An orphaned giant named Berg is hoping to find just one person he can call friend.

For many years, Berg has lived alone; the only reminders of his family are his mother’s satchel and his recurring dreams of a white bear who shares a magical sand from a fallen star.

Sometimes, when Berg feels lonely, he will risk entering a village to trade a smooth river rock or a feather for food. He’s really searching for kindness and companionship; but with every attempt he makes, people chase him away, thinking he is Ünhold—a giant and a monster.

In his travels, Berg comes upon a city made of iron, where he meets a little girl, Anya. To his amazement and delight, Anya knows about the magical dream-sand, too, and says she wants to be his friend.

The mayor also befriends Berg and enlists him to guard the city from the dangerous Ünhold. But Anya suspects the mayor has other plans for the young giant. Fearing the city isn’t safe, she warns Berg to flee. Confused and torn between his two friends, the young giant has to figure out where he can place his trust.

This tender and unique story-within-a-story is a riveting tale of loss, longing, adventure, being yourself, and finding the true meaning of friendship.

My Book Review:

Berg is a giant. Sadly, he is all alone. His mother was killed when he was little, leaving him to learn and grow and survive on his own. He’s a nice giant. Yes, he takes things from the village, but he always tries to leave a fun little treasure in return. Even though Berg is kind, most of the people in the villages are afraid of him because they have heard the stories of Ünhold, and Ünhold is not kind.

Berg is an interesting character. He is easy to relate to in the beginning because he tries to be kind. As he gets sucked into the village life—which is what he thinks he wants—he becomes harder to relate to because as a reader you know what is coming. I wanted to scream at him to listen to his little friend. He has a good heart, though, and just wants to be loved and not be alone.

Anya is a sweet little girl. She is brave and very smart. She was my favorite character in this book. As a character she is well written and realistic. She also wants a friend. Anya has a lot more “street smarts” than Berg does, and she understands more of what is going on. I felt for her as she tried to warn her giant friend.

This book was fine. It is VERY reminiscent of The BFG by Road Dahl. Even the covers of the two books I have look similar. The stories are different, but they have many similarities. There are bits and pieces of happiness in this book, but I found much of it to be sad. Maybe it’s my age and experience, but I found this book to be depressing. There were also parts that I found to be very confusing.
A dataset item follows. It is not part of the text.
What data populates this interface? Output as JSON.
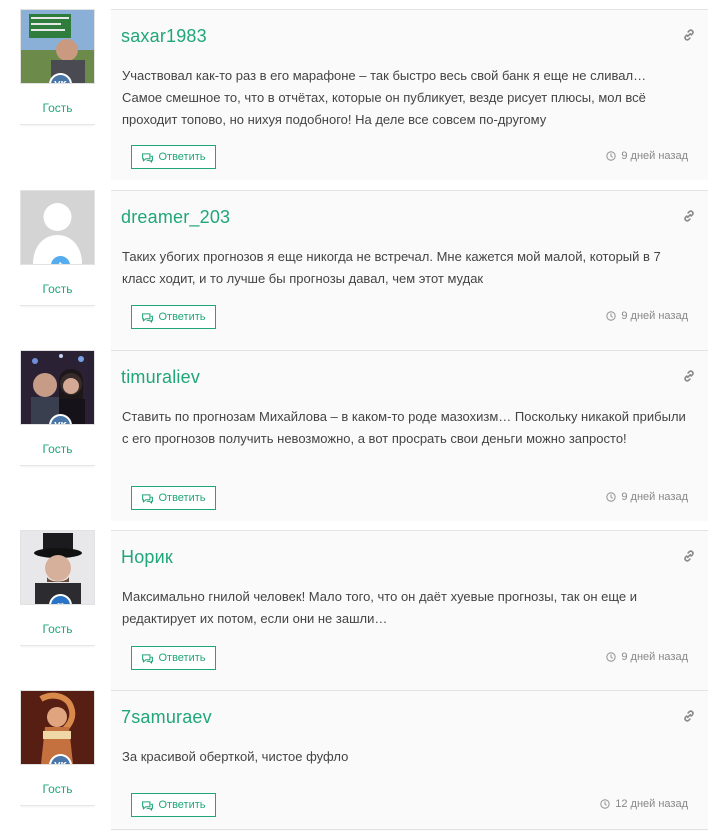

There are some good lessons to be found in this story like friendship, trust, kindness, and finding out the truth of situations before we make assumptions.

Content Rating PGContent Rating: PG (There’s no profanity or “intimacy.” There is, however, some violence, and a main character dies.)

Recommendation: Middle-Graders (4th-6th) and up

My Rating: 3/5

3 Star Rating

Disclosure: I did receive a free copy of this book in exchange for my honest review.